"Because," he answered, "if you were set upon going to Heaven and seeing Jesus there, you would pray about it, and sing about it; you would talk about Jesus to others, and tell them of that happy meeting with Him in Glory. All this my dear Sabbath School teacher taught me, and she will meet me there. Now why did not you, my father and mother, tell me all these things about Jesus, if you are going to meet Him too?" Their tears fell fast over their dying child; and he little knew, in his unthinking eighth year, what a message from God had pierced their souls through his innocent words.

One day an aunt from the country visited his mother, and their talk had run in channels for which the child no longer felt any interest. On my sitting down beside him, he said, "Sit you down and talk with me about Jesus; I am tired hearing so much talk about everything else but Jesus; I am going soon to be with Him. Oh, do tell me everything you know or have ever heard about Jesus, the spotless Lamb of God!"

At last the child literally longed to be away, not for rest, or freedom from pain—for of that he had very little—but, as he himself always put it, "to see Jesus." And, after all, that was the wisdom of the heart, however he learned it. Eternal life, here or hereafter, is just the vision of Jesus.

CHAPTER IX.

A FOREIGN MISSIONARY.

HAPPY in my work as I felt through these ten years, and successful by the blessing of God, yet I continually heard, and chiefly during my last years in the Divinity Hall, the wail of the perishing Heathen in the South Seas; and I saw that few were caring for them, while I well knew that many would be ready to take up my work in Calton, and carry it forward perhaps with more efficiency than myself. Without revealing the state of my mind to any person, this was the supreme subject of my daily meditation and prayer; and this also led me to enter upon those medical studies, in which I purposed taking the full course; but at the close of my third year, an incident occurred, which led me at once to offer myself for the Foreign Mission field.

The Reformed Presbyterian Church of Scotland, in which I had been brought up, had been advertising for another Missionary to join the Rev. John Inglis in his grand work on the New Hebrides. Dr. Bates, the excellent convener of the Heathen Missions Committee, was deeply grieved, because for two years their appeal had failed. At length, the Synod, after much prayer and consultation, felt the claims of the Heathen so gently pressed upon them by the Lord's repeated calls, that they resolved to cast lots, to discover whether God would thus select any Minister to be relieved from his home-charge, and designated as a Missionary to the South Seas. Each member of Synod, as I was informed, agreed to hand in, after solemn appeal to God, the names of the three best qualified in his esteem for such a work, and he who had the clear majority was to be loosed from his congregation, and to proceed to the Mission field—or the first and second highest, if two could be secured. Hearing this debate, and feeling an intense interest in these most unusual proceedings, I remember yet the hushed solemnity of the prayer before the names were handed in. I remember the strained silence that held the Assembly while the scrutineers retired to examine the papers; and I remember how tears blinded my eyes when they returned to announce that the result was so indecisive, that it was clear that the Lord had not in that way provided a Missionary. The cause was once again solemnly laid before God in prayer, and a cloud of sadness appeared to fall over all the Synod.

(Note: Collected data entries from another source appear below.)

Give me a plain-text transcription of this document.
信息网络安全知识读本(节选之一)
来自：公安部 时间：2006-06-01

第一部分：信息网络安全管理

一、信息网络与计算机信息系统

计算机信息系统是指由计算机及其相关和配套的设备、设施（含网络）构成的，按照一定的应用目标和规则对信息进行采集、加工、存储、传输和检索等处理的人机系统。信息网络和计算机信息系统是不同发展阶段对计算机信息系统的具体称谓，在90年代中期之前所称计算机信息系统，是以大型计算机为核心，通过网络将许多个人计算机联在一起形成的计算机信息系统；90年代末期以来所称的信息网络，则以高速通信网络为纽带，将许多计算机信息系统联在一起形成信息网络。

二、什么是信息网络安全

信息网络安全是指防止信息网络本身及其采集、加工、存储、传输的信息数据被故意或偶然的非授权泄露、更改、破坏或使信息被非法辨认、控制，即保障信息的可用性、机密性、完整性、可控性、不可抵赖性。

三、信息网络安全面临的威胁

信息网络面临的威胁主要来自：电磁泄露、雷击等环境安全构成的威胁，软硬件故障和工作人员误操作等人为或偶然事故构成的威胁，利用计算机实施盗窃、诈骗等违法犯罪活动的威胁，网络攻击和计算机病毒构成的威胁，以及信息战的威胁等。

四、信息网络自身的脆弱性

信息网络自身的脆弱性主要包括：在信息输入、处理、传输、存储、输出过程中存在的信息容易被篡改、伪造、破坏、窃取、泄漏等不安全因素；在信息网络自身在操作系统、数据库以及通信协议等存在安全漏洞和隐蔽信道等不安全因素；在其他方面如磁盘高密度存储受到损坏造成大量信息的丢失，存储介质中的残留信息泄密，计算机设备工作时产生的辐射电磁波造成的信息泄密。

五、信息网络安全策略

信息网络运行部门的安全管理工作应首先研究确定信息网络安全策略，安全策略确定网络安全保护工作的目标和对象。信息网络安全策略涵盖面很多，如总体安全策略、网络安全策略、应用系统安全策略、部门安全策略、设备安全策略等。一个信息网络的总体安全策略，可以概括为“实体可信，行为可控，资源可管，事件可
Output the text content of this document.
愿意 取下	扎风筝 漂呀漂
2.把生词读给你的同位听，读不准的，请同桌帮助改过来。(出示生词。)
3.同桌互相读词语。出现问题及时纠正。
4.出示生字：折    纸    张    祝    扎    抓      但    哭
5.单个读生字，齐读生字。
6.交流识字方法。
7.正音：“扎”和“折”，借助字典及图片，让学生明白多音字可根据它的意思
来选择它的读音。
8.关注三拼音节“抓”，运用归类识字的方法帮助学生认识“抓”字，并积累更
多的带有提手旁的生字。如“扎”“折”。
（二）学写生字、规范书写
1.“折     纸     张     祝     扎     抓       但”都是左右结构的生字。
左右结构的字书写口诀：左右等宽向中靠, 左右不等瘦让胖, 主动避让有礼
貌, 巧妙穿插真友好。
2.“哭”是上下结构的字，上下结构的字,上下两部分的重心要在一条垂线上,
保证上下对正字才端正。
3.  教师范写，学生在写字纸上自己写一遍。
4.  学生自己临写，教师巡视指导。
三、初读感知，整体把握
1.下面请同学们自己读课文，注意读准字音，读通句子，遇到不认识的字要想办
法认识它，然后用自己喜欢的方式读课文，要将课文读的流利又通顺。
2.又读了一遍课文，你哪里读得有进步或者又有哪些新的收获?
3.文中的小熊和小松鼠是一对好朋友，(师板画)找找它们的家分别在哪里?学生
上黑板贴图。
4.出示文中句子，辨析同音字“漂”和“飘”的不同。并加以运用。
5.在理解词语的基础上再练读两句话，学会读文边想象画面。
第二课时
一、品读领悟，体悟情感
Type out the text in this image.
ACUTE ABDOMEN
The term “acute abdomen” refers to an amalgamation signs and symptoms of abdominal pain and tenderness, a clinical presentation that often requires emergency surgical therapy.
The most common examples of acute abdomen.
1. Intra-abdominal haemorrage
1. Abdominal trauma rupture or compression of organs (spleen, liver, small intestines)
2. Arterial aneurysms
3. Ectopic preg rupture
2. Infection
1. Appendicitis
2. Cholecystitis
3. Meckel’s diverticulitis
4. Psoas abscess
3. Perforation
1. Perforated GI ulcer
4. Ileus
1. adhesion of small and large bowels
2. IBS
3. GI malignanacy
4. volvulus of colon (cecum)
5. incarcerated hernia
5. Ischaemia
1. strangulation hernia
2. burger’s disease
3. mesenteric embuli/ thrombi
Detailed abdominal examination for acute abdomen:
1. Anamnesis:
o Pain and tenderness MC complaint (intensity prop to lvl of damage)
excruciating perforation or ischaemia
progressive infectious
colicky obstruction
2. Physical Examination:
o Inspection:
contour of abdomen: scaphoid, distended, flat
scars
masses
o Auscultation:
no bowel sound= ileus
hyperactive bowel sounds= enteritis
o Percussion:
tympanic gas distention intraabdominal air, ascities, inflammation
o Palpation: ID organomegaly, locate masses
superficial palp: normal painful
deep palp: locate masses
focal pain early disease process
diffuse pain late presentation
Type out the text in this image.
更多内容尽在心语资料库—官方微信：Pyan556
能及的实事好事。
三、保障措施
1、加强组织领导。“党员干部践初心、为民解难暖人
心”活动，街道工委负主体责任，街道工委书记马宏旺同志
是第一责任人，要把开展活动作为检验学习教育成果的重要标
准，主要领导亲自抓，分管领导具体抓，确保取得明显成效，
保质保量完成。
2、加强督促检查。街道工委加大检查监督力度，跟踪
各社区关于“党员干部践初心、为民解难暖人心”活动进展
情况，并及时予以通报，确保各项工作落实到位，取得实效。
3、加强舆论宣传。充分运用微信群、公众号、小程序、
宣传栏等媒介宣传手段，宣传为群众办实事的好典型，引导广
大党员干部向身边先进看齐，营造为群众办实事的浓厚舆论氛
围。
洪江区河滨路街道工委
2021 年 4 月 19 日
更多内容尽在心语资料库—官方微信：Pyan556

The Lord kept saying within me, "Since none better qualified can be got, rise and offer yourself!" Almost overpowering was the impulse to answer aloud, "Here am I, send me." But I was dreadfully afraid of mistaking my mere human emotions for the will of God. So I resolved to make it a subject of close deliberation and prayer for a few days longer, and to look at the proposal from every possible aspect. Besides, I was keenly solicitous about the effect upon the hundreds of young people and others, now attached to all my Classes and Meetings; and yet I felt a growing assurance that this was the call of God to His servant, and that He who was willing to employ me in the work abroad, was both able and willing to provide for the on-carrying of my work at home. My medical studies, as well as my literary and divinity training, had specially qualified me in some ways for the Foreign field, and from every aspect at which I could look the whole facts in the face, the voice within me sounded like a voice from God.

It was under good Dr. Bates of West Campbell Street that I had begun my career in Glasgow—receiving £25 per annum for district visitation in connection with his Congregation, along with instruction under Mr. Hislop and his staff in the Free Church Normal Seminary—and oh, how Dr. Bates did rejoice, and even weep for joy, when I called on him, and offered myself for the New Hebrides Mission! I returned to my lodging with a lighter heart than I had for sometime enjoyed, feeling that nothing so clears the vision, and lifts up the life, as a decision to move forward in what you know to be entirely the will of the Lord. I said to my fellow-student, Joseph Copeland, who had chummed with me all through our course at college, "I have been away signing my banishment" (a rather trifling way of talk for such an occasion). "I have offered myself as a Missionary for the New Hebrides."